[Date Prev][Date Next][Thread Prev][Thread Next][Date Index][Thread Index]

Re: [Scheme-reports] eq? considered harmful.

On 08/13/2012 05:21 PM, John Cowan wrote:
> Ray Dillinger scripsit:
>> eq's behavior is strictly less specified than eqv?s behavior.
>> That means it is LESS discriminating, not more discriminating.
> It is more discriminating in the same sense that eqv? is more
> discriminating than equal?, namely that it can distinguish between a 2
> and another 2, whereas eqv? cannot.  By the same token, (a b c) and (a
> b c) are not eqv? (in general), but they are equal?, because equal? is
> less discriminating than eqv?.

I think you're right that this is what the authors meant by "more 
discriminating", but I tend to agree with Ray that this choice of words 
is likely to confuse and mislead readers, because the additional 
"discrimination" provided by 'eq?' conveys no useful information.

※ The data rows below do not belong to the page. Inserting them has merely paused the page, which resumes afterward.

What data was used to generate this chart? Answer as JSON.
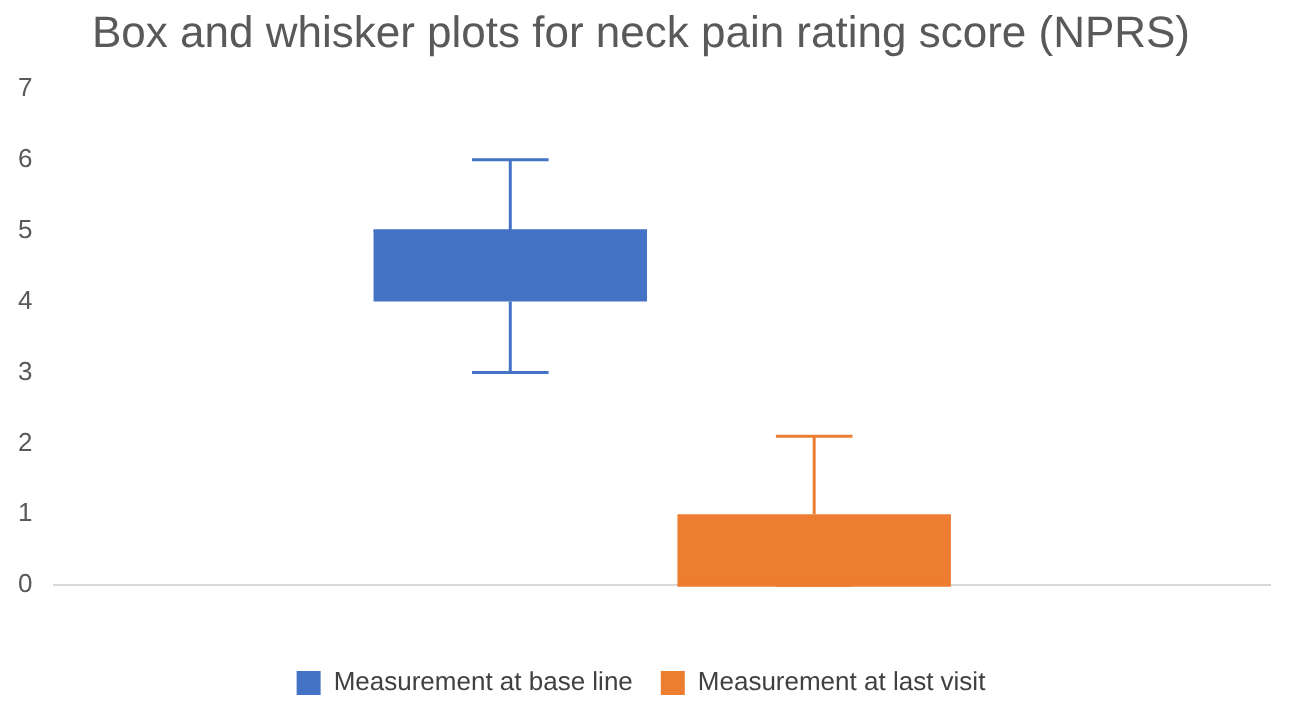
{
  "chart_data": {
    "type": "box",
    "title": "Box and whisker plots for neck pain rating score (NPRS)",
    "categories": [
      null
    ],
    "series": [
      {
        "name": "Measurement at base line",
        "color": "#4472c4",
        "boxes": [
          {
            "low": 3,
            "q1": 4,
            "median": 5,
            "q3": 5,
            "high": 6
          }
        ]
      },
      {
        "name": "Measurement at last visit",
        "color": "#ed7d31",
        "boxes": [
          {
            "low": 0,
            "q1": 0,
            "median": 0,
            "q3": 1,
            "high": 2.1
          }
        ]
      }
    ],
    "ylim": [
      0,
      7
    ],
    "yticks": [
      0,
      1,
      2,
      3,
      4,
      5,
      6,
      7
    ],
    "grid": false,
    "legend": "bottom"
  }
}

The fact that (a b c) and another (a b c) are not 'eqv?' is useful and 
meaningful information, because it implies that calling 'set-car!' on 
one will not affect the other, and this is guaranteed by the standard. 
In contrast, if two numbers are 'eqv?', the result of 'eq?' provides no 
useful information whatsoever.

As Ray said, 'eq?' is just a performance hack, nothing more.  'eq?' and 
'eqv?' are both approximations of the operational equivalence relation. 
  The only difference is that 'eq?' is defined in fewer cases than 'eqv?'.

'equal?' has an entirely different meaning, with different use cases.